À ce moment-là, la sécurité a remarqué la mise en scène dans le garage et est intervenue pour mettre fin à la dispute. Gérard, lui, restait immobile dans sa voiture, l'air de rien. Ça avait aussi attiré l'attention du FBI, qui était loin du garage. Quand Erin a vu qu'il arrivait, il a changé de comportement.

« C'est peut-être une conséquence de l'accident. Tu perds la tête, tu accuses les autres de ce qui s'est passé », a-t-il dit en se faisant passer pour une victime.

« C'est juste des mensonges. Tu dois arrêter ce que tu fais, Erin », a rétorqué Florence.

« Monsieur, cette femme est instable », a affirmé Erin. « Avec tout ce qu'elle traverse en ce moment, elle représente un danger pour moi et mon nouveau-né. J'étais là il y a peu et elle est arrivée pour chercher la bagarre », a-t-il poursuivi.

« Que des mensonges ! « s'est exclamée Florence, dans un accès de colère et d'irritation. « Agent, cet homme qui se tient là est mon mari. Il a fondé une autre famille et a planifié ma mort », a-t-elle dit en pointant Erin du doigt devant le FBI.

« Voyant que le FBI était absorbé par son récit, Erin a simulé des pleurs. J'l'aimais tellement, mais c'est une voleuse ! Elle a détourné des fonds de l'entreprise et c'est une fugitive. Monsieur, elle représente un danger pour moi et ma famille. » Éric a mis en scène la scène. Le FBI, entendant cela, a immédiatement menotté Florence.

« Madame, vous êtes en état d'arrestation pour atteinte à la vie privée et vol. Vous avez le droit de garder le silence. Tout ce que vous direz pourra être retenu contre vous devant un tribunal. Vous avez droit à un avocat. Si vous n'avez pas les moyens d'en engager un, un avocat vous sera nommé d'office. »

« Florence était abasourdie. Elle savait qu'elle avait été prise au dépourvu. Elle s'est tournée vers Gérard, toujours assis dans sa voiture, qui observait la scène. Il semblait indifférent à la situation. Alors que le FBI emmenait Florence, il a appelé son avocat. »

« Carlton, l'avocat et ami de Gerard, était à son bureau quand son téléphone sonna. Voyant que c'était Gérard, il décrocha. »
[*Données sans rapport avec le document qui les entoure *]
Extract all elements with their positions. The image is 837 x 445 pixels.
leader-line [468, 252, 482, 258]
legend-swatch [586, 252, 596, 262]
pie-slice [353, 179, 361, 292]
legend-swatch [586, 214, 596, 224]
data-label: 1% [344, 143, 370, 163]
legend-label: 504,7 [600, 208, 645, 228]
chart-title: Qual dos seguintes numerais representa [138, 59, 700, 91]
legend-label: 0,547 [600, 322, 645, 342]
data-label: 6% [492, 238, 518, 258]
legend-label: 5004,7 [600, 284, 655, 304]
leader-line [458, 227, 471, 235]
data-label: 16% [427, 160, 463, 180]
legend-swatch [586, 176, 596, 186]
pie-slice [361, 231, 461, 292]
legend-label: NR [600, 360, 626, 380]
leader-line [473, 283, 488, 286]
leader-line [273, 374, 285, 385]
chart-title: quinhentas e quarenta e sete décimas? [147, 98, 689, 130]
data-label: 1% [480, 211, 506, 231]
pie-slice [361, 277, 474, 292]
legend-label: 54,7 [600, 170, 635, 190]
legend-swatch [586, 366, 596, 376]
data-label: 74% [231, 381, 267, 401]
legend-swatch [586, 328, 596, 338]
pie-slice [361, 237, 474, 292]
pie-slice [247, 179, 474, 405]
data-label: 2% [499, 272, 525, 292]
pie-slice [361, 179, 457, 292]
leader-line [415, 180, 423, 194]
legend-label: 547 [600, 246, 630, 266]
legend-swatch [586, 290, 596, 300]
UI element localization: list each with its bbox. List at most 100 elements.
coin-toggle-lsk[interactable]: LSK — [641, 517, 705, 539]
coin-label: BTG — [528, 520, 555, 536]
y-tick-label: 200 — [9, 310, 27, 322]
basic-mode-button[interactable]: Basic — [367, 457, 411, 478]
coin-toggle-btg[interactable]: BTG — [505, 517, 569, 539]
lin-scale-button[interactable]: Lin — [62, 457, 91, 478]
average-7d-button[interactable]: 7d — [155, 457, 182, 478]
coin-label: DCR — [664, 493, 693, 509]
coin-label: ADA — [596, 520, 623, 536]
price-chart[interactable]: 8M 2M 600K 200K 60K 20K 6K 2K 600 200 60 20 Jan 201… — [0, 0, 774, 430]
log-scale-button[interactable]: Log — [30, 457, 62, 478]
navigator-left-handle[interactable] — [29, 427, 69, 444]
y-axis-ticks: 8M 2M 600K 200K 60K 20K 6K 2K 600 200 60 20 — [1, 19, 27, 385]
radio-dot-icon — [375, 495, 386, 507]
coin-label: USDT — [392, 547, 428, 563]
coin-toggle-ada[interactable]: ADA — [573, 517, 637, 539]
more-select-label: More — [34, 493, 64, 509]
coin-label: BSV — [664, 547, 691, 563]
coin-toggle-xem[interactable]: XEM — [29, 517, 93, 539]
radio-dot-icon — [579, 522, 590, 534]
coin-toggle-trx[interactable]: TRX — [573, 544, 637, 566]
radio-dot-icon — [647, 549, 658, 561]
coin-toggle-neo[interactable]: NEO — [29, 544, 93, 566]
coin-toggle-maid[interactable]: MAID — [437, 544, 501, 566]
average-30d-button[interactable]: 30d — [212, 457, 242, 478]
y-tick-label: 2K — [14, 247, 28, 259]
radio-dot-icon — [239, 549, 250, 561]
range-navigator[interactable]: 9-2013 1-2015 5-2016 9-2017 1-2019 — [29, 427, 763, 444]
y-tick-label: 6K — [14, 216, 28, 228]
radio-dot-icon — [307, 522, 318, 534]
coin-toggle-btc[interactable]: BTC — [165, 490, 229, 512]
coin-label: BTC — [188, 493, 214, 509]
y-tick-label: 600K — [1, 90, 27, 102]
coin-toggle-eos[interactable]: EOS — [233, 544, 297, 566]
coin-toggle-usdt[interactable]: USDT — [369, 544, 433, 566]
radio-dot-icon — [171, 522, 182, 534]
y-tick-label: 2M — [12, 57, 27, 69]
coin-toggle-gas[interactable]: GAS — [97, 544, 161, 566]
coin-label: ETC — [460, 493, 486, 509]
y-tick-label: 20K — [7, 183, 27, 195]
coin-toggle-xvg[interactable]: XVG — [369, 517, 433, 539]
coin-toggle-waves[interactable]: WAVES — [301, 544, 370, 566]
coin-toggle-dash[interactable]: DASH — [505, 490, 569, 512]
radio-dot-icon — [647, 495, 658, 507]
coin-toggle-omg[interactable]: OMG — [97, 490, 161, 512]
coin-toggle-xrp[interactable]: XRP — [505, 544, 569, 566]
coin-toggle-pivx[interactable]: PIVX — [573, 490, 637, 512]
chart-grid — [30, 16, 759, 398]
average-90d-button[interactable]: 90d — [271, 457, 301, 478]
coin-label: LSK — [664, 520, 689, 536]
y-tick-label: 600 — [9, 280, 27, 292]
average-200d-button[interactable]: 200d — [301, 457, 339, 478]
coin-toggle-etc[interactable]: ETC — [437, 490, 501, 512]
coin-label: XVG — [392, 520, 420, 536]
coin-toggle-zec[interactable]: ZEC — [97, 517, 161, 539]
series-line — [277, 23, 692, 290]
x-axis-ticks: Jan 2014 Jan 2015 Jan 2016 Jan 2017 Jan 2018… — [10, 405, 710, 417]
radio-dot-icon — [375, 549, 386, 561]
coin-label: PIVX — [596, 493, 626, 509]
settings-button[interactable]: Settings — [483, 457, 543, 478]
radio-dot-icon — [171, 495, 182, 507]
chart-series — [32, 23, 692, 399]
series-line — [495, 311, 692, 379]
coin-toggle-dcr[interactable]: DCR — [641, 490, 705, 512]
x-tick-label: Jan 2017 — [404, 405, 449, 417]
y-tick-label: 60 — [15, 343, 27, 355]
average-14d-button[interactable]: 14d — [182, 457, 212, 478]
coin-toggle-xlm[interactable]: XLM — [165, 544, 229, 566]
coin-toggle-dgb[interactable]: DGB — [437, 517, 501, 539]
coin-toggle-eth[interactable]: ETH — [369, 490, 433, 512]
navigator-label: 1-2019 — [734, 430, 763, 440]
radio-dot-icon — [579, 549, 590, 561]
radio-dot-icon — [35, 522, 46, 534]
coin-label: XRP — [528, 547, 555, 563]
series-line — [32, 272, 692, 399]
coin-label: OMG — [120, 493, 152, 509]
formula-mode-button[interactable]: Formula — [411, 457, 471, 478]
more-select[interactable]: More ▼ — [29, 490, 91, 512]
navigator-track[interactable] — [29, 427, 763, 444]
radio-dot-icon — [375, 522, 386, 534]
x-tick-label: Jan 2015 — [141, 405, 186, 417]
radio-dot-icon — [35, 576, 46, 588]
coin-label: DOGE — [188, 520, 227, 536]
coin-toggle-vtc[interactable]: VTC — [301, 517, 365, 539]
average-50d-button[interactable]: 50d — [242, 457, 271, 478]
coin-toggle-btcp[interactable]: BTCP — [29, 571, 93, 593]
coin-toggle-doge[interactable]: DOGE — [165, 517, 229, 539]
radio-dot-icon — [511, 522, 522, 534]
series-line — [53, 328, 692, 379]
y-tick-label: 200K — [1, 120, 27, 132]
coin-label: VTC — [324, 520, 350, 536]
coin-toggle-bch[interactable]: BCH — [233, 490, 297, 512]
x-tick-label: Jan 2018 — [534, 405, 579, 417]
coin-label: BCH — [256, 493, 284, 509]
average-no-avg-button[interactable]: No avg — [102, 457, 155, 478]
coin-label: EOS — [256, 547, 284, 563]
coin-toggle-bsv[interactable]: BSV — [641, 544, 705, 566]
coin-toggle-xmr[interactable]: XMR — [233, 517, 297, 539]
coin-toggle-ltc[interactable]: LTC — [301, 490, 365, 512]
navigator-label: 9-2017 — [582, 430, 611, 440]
« Salut, Carlton ? » C'est Gerard. J'ai besoin de ton aide pour une affaire. Peux-tu me rejoindre au poste de police avant la fin de la journée ? demanda Gérard en se dirigeant vers son bureau.

D'accord G, a répondu Carlton. À bientôt.

Merci Carl, à tantôt au commissariat.

Florence avait été libérée sous caution. Assise à l'arrière, elle boudait pendant que Gerard conduisait et que Carlton, à l'avant, la fixait en silence dans le rétroviseur. « Cet incident a réduit le temps imparti avant le procès », dit Carlton, brisant finalement le silence gênant. « Il faut agir vite. En tant qu'avocat, je te suggère de te concentrer sur le divorce et d'en tirer le meilleur parti. Les plaintes de ton mari ne t'aident pas. » Il continua, essayant de faire comprendre à Florence.

Florence, perdue dans ses pensées, regardait par la fenêtre, muette, essuyant ses larmes avec son châle. Gérard, un peu gêné de la regarder dans le rétroviseur, devait simplement déposer l'avocate à destination. Il a ensuite continué sa route vers chez lui où il a servi le souper à Florence avant d'aller se coucher.